Karena tulisan GM ini, saya langsung menelpon Bambang Ekalaya (BE), mengirim SMS ke Andi Arif (AA), sekadar untuk menyapa dan berbagi ingatan. Rasanya, di batas zaman yang kian singkat ingatan sekarang ini, saya sedang dibangunkan untuk kembali ingat. Dalam pembicaraan tepon itu, BE bilang, dia akan telpon “Mas Goen”, begitu dia menyapa Goenawan. Tak Lama dia mengirim SMS mengabarkan bahwa Ging Ginanjar sedang di Jakarta –lama sekali tak saling kabar dengan Ging, kawan ini sekarang tinggal di Jerman. Dan, saya menghubungi Ging. Senang rasanya menjadi ingat. (Karenanya, saya berterimakasih untuk tulisan yang mengingatkan ini.)

(Karena tulisan GM ini pula saya menjadi ingat Herman, yang dalam perkenalan dengan saya di YLBHI, JL Diponegoro, ia mengaku bernama Sadli. Saat itu tentu ia sedang ”bergelap-gelap”. Dalam beberapa pertemuan Herman, yang berkacamata tebal ini, kerap berbaju hitam-hitam selalu berhati-hati dalam berbicara. Saya mengenalnya sebagai aktivis mahasiswa dari Surabaya. Ia dalam obrolan sering menggunakan bahasa jawa. Dan, saya mengira dia orang Jawa. Barulah setelah dia dihilangkan paksa, saya mengetahui bahwa ia satu kampung dengan saya, dan masih memiliki hubungan kekerabatan dengan saya, karena pernikahan --Ayahnya, Oom Hambali, adalah paman dari istri paman saya. Seandainya tahu sebelumnya, saya tentu akan memanggilnya paman).

Menjelang hari pencontrengan pada pemilihan umum 2009 ini, dari tulisan GM tersebut, terasa pentingnya untuk terus menjaga ingatan. Setelah 10 tahun gerakan reformasi, bahwa rekam jejak mereka-mereka yang bertarung menawarkan diri pada kita untuk menempati kursi kekuasaan, sepertinya tak bisa dilihat hanya sekadar potret-potret yang terpajang di setiap sudut jalan dalam beberapa minggu belakangan ini. Atau begitu kerapnya iklan yang dijejalkan melalui media massa.
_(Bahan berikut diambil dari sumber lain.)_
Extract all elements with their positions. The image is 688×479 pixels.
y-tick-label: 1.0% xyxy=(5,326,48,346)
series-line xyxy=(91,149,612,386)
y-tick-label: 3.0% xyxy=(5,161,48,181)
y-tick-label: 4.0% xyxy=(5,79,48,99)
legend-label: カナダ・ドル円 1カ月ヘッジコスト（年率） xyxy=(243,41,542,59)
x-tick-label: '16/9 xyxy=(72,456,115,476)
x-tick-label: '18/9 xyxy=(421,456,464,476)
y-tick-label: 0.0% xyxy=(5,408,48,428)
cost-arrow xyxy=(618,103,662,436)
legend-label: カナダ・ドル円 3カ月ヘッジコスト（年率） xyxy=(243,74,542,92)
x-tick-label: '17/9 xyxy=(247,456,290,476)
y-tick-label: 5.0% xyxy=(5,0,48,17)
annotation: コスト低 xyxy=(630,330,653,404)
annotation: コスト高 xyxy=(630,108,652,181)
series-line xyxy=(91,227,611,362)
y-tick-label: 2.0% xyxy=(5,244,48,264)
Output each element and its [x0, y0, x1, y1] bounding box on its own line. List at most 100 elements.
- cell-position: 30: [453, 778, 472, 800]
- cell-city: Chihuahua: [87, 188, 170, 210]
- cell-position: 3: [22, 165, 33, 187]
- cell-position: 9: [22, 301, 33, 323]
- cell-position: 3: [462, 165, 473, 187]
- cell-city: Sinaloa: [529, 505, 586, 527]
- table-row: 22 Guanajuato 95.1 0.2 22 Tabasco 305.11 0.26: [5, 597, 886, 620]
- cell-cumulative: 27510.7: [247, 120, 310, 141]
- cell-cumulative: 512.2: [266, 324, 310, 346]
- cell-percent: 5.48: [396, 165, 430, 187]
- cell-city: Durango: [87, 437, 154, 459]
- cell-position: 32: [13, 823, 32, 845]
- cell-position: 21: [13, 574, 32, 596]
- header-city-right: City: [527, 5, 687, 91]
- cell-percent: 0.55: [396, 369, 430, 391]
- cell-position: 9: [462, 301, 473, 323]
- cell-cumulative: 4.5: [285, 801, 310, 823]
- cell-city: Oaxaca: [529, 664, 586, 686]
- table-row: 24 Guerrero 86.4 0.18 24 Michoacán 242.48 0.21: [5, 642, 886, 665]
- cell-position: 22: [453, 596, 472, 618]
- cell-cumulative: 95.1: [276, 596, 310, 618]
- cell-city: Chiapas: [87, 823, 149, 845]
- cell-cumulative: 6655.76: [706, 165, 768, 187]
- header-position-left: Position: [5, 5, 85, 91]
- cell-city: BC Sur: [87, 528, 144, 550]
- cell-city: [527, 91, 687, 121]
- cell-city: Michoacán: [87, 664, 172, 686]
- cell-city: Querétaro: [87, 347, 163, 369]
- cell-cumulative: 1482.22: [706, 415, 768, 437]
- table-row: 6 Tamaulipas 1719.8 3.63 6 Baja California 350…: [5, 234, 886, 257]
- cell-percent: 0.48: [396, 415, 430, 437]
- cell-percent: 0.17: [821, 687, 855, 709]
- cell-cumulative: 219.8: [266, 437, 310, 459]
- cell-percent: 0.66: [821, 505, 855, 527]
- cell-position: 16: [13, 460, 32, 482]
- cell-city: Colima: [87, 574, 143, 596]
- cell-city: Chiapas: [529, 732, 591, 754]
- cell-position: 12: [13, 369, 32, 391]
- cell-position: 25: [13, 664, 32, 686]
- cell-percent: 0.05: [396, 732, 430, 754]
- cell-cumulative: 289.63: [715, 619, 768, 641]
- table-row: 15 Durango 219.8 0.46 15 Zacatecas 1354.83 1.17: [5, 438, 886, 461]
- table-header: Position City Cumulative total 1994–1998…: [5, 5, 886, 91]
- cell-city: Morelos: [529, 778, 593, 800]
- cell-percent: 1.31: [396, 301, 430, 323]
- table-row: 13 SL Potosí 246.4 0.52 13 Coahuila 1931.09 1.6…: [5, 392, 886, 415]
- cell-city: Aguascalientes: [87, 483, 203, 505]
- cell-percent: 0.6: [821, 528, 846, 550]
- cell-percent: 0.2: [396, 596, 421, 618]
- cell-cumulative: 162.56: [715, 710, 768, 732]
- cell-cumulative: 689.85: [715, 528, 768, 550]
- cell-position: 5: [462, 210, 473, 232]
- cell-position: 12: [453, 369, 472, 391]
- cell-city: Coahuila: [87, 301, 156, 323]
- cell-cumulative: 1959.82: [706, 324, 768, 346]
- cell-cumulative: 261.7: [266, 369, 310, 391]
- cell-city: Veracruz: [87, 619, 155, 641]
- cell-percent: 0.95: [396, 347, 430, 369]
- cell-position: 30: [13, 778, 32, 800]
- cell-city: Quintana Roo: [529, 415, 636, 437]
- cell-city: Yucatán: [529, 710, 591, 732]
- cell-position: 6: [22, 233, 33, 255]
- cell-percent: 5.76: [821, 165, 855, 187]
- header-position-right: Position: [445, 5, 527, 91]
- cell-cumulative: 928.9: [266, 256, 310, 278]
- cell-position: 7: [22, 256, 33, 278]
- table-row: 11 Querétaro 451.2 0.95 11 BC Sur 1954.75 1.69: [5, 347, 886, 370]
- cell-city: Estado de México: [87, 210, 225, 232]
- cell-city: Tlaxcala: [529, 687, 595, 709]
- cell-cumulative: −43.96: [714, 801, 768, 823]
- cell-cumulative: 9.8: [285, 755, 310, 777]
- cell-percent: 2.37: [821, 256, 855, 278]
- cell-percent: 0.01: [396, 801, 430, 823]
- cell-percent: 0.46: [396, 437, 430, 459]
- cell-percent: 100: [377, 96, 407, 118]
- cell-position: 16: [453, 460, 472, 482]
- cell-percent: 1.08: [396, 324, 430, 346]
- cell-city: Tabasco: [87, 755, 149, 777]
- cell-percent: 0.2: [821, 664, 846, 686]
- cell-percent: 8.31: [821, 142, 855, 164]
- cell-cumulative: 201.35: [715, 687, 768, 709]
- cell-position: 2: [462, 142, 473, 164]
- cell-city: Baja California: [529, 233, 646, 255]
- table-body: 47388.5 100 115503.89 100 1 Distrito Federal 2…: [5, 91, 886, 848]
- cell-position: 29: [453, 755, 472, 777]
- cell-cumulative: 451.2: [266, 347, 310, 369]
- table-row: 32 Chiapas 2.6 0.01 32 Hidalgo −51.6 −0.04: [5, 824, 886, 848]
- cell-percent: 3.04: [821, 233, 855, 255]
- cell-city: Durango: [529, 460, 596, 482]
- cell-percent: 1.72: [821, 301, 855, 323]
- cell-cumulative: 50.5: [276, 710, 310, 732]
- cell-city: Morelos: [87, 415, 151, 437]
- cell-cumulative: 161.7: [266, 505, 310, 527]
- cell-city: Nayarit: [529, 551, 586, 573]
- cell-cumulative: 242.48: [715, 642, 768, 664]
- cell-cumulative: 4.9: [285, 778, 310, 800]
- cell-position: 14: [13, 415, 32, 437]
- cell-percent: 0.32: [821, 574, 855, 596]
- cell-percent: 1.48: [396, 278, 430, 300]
Atau berbagai rupa “cindra mata” yang siap ditebar dalam beberapa hari ke depan. Kalau tidak, bukan tidak mungkin, kita akan kembali dipaksa untuk ingat bahwa kita membiarkan ingatan kita menjadi lalai dengan cara-cara yang akan mencederai kita. Alangkah nestapanya kita kelak, seperti yang ditulis GM, “Saya memandang potret-potret pemilihan umum itu, ada orang-orang keji yang saya kenal. Tak ada Herman.”

Agaknya, sekecil apapun itu, harus ada yang dikerjakan. Waktu kita memang tak banyak. Tinggal beberapa hari lagi. Tapi, tentu bukan berarti tidak cukup waktu untuk kembali menyusun rencana baik. Setidaknya, dengan ini, kita berikhtiar untuk terus menjaga ingatan melawan lupa.